Dairyland Power Cooperative has announced plans to build a $700 million natural gas electric plant in partnership with Minnesota Power, furthering the La Crosse-based utility’s move away from coal power.

The plant, to be located in Superior, Wis., will provide rapidly deployable generation to complement the nearly 200 megawatts of solar and wind resources Dairyland will have added to its portfolio since 2016.

CEO Barb Nick emphasized Dairyland’s commitment to renewable energy in her address at the cooperative’s annual member meeting Wednesday in La Crosse, noting natural gas generation will enable the addition of more intermittent generation like wind and solar.

Angie Cina
Nick

The move comes in spite of recent moves by the Trump administration to roll back major pollution regulations in an effort to boost fossil fuels — especially coal.

“We’re going to stay the course on our resource diversification plan, regardless of the outcome of regulatory or legislative actions — or even global politics,” Nick said. “Because diversification is simply smart, prudent, solid business.”

Though coal remains the backbone of Dairyland’s generation resources, the company has been aggressively adding renewable resources as it works to reduce coal’s share of capacity to 50 percent by 2026.

Contributed photo courtesy SoCore Energy
This 500 kilowatt solar garden in Viola, Wis., is one of 15 such arrays under contract by Dairyland Power that are expected to be online by the end of 2017, generating up to 21 megawatts of electricity.

Dairyland has contracted with private developers to build 15 solar gardens — nine of which are already generating electricity — with a capacity of 21 megawatts, which will account for about a third of Wisconsin's solar capacity. Last year, the company signed an agreement to purchase electricity from an 80-megawatt wind farm in Barron, Iowa, and is building a 98-megawatt wind farm in southwestern Wisconsin expected to come online this year.

While natural gas is a fossil fuel, it produces about 60 percent less carbon dioxide than coal when burned in high-efficiency plants like the proposed Nemadji Trail Energy Center. Unlike traditional coal-fired plants, natural gas units can rapidly adjust output, responding to the needs of a power grid increasingly fed by intermittent sources like wind and solar.

“The potential good is this would enable them to bring on more renewables,” said Tyler Huebner, executive director of the renewable energy advocacy group RENEW Wisconsin.

Expected to come online in 2024, Nemadji Trail will have a capacity of 525 to 550 megawatts, more than 40 percent greater than Dairyland’s largest existing generator, the coal-fired John P. Madgett station in Alma, Wis.

Under the terms of the agreement announced Wednesday, Dairyland will share half the plant's output and costs with Minnesota Power, a subsidiary of the investor-owned ALLETE.

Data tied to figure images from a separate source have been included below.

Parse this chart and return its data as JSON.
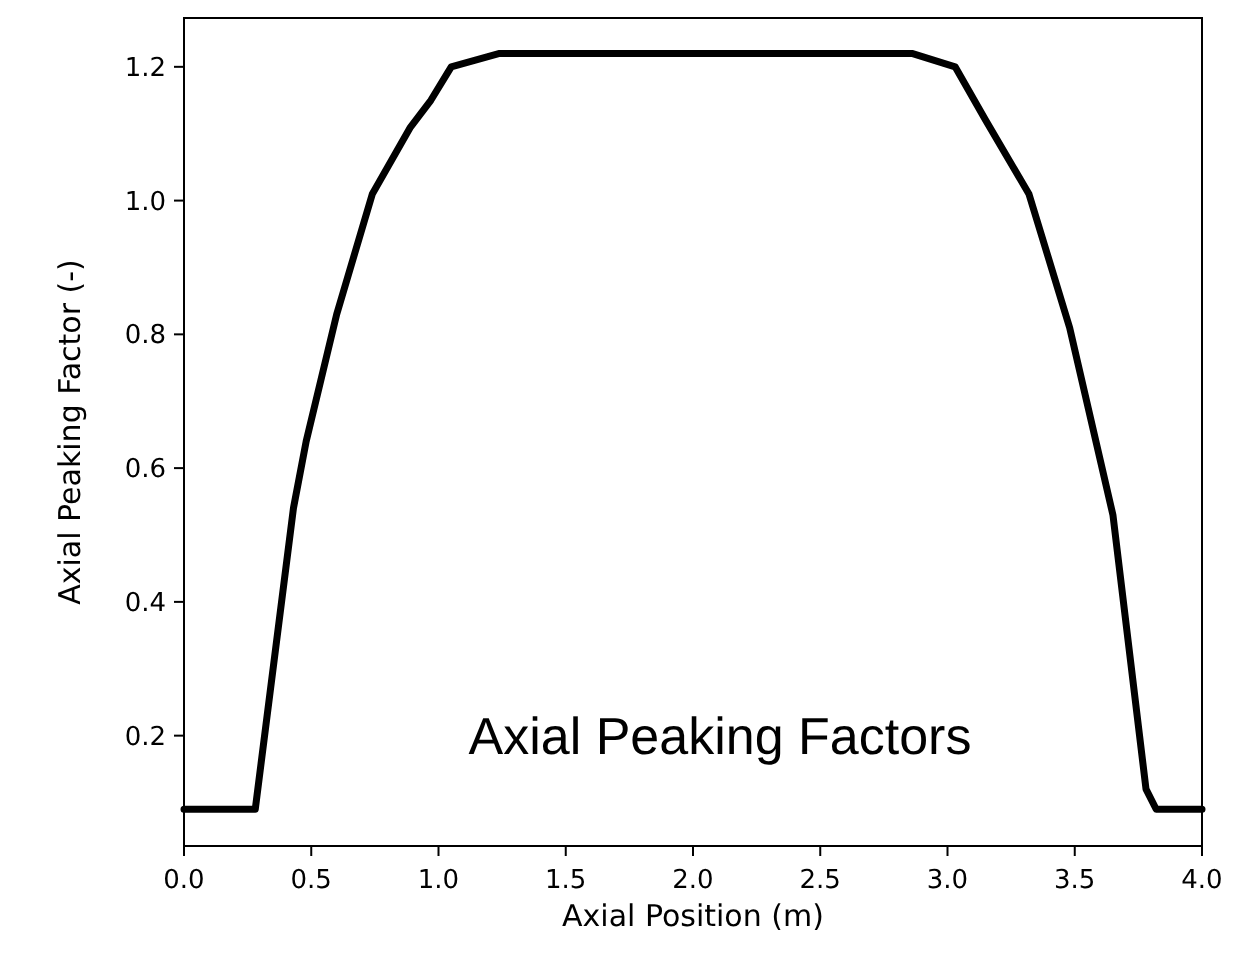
{
  "chart_data": {
    "type": "line",
    "xlabel": "Axial Position (m)",
    "ylabel": "Axial Peaking Factor (-)",
    "annotations": [
      "Axial Peaking Factors"
    ],
    "xlim": [
      0,
      4
    ],
    "xticks": [
      {
        "value": 0,
        "label": "0.0"
      },
      {
        "value": 0.5,
        "label": "0.5"
      },
      {
        "value": 1,
        "label": "1.0"
      },
      {
        "value": 1.5,
        "label": "1.5"
      },
      {
        "value": 2,
        "label": "2.0"
      },
      {
        "value": 2.5,
        "label": "2.5"
      },
      {
        "value": 3,
        "label": "3.0"
      },
      {
        "value": 3.5,
        "label": "3.5"
      },
      {
        "value": 4,
        "label": "4.0"
      }
    ],
    "ylim": [
      0.035,
      1.273
    ],
    "yticks": [
      0.2,
      0.4,
      0.6,
      0.8,
      {
        "value": 1,
        "label": "1.0"
      },
      1.2
    ],
    "grid": false,
    "marker": "none",
    "line_style": "solid",
    "series": [
      {
        "color": "#000000",
        "x": [
          0,
          0.28,
          0.43,
          0.48,
          0.6,
          0.74,
          0.89,
          0.97,
          1.05,
          1.24,
          2.86,
          3.03,
          3.15,
          3.32,
          3.48,
          3.65,
          3.78,
          3.82,
          4.0
        ],
        "values": [
          0.09,
          0.09,
          0.54,
          0.64,
          0.83,
          1.01,
          1.11,
          1.15,
          1.2,
          1.22,
          1.22,
          1.2,
          1.12,
          1.01,
          0.81,
          0.53,
          0.12,
          0.09,
          0.09
        ]
      }
    ]
  }
}
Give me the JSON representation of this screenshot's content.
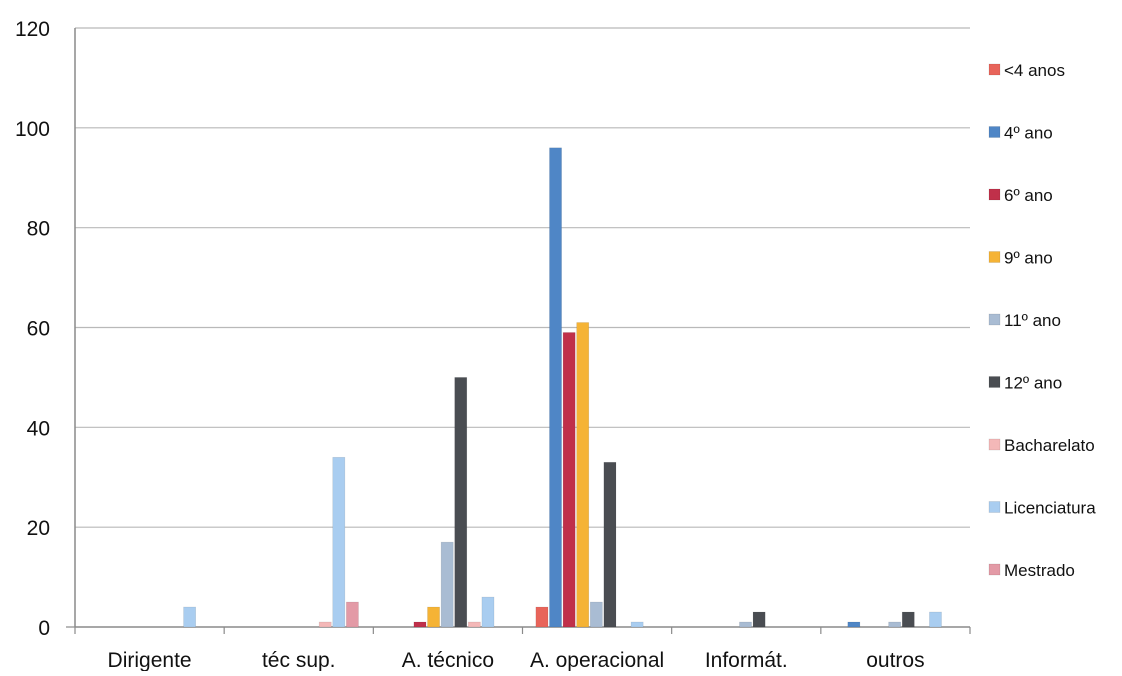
{
  "chart_data": {
    "type": "bar",
    "categories": [
      "Dirigente",
      "téc sup.",
      "A. técnico",
      "A. operacional",
      "Informát.",
      "outros"
    ],
    "ylim": [
      0,
      120
    ],
    "yticks": [
      0,
      20,
      40,
      60,
      80,
      100,
      120
    ],
    "grid": true,
    "legend_position": "right",
    "series": [
      {
        "name": "<4 anos",
        "color": "#e8645a",
        "values": [
          0,
          0,
          0,
          4,
          0,
          0
        ]
      },
      {
        "name": "4º ano",
        "color": "#4f86c6",
        "values": [
          0,
          0,
          0,
          96,
          0,
          1
        ]
      },
      {
        "name": "6º ano",
        "color": "#c0304a",
        "values": [
          0,
          0,
          1,
          59,
          0,
          0
        ]
      },
      {
        "name": "9º ano",
        "color": "#f5b335",
        "values": [
          0,
          0,
          4,
          61,
          0,
          0
        ]
      },
      {
        "name": "11º ano",
        "color": "#a9bcd3",
        "values": [
          0,
          0,
          17,
          5,
          1,
          1
        ]
      },
      {
        "name": "12º ano",
        "color": "#4a4d52",
        "values": [
          0,
          0,
          50,
          33,
          3,
          3
        ]
      },
      {
        "name": "Bacharelato",
        "color": "#f4b8b8",
        "values": [
          0,
          1,
          1,
          0,
          0,
          0
        ]
      },
      {
        "name": "Licenciatura",
        "color": "#a9cdf0",
        "values": [
          4,
          34,
          6,
          1,
          0,
          3
        ]
      },
      {
        "name": "Mestrado",
        "color": "#e39aa6",
        "values": [
          0,
          5,
          0,
          0,
          0,
          0
        ]
      }
    ]
  }
}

The plant, which is expected to employ 20 to 25 workers, is subject to approval by Minnesota and Wisconsin regulators as well as the federal Rural Utility Service, which Dairyland hopes will finance its share. Nick said she expects to break ground on in 2018.

Natural gas takeover

Dairyland is not the only utility continuing to move away from coal even as President Donald Trump has scrapped the Clean Power Plan, an effort by the Obama administration to limit greenhouse gas emissions from coal-fired power plants.

Minnesota-based Xcel Energy, the other major supplier of electric power in western Wisconsin, has added about 3,000 megawatts of wind and solar capacity and has announced the early retirement of its coal-fired Sherburne County station, the company’s largest generation facility. Plans call for it to be replaced with a natural gas generator.

The CEO of American Electric Power — the nation’s largest producer of coal-powered electricity — this weekend reaffirmed that company’s shift toward renewable resources and natural gas.

The U.S. Energy Information Administration projects that even without the Clean Power Plan, natural gas will overtake coal as the primary fuel source by 2029.

Much of the shift is driven by cost: modern natural gas plants produce electricity for about $48 to $78 per megawatt hour, according to the financial consulting firm Lazard. New coal generation costs $60 to $143 for the same amount of power. Wind energy is even cheaper, thanks to zero fuel cost and federal tax subsidies.

Nick said she is confident in the EIA's projections that natural gas prices will remain essentially flat through 2050, noting that recent technological advances such as hydraulic fracturing — or fracking — will ensure an abundant supply.

The Superior site is also served by two major natural gas pipelines, which Nick thinks will help with competitive pricing.

“We have the right project, the right site, the right technology,” she said. “We have the right timing and the right partners.”


Note: An earlier version of this story reported the cost of the Nemadji Trail plant as $600 million. The current figure includes financing costs.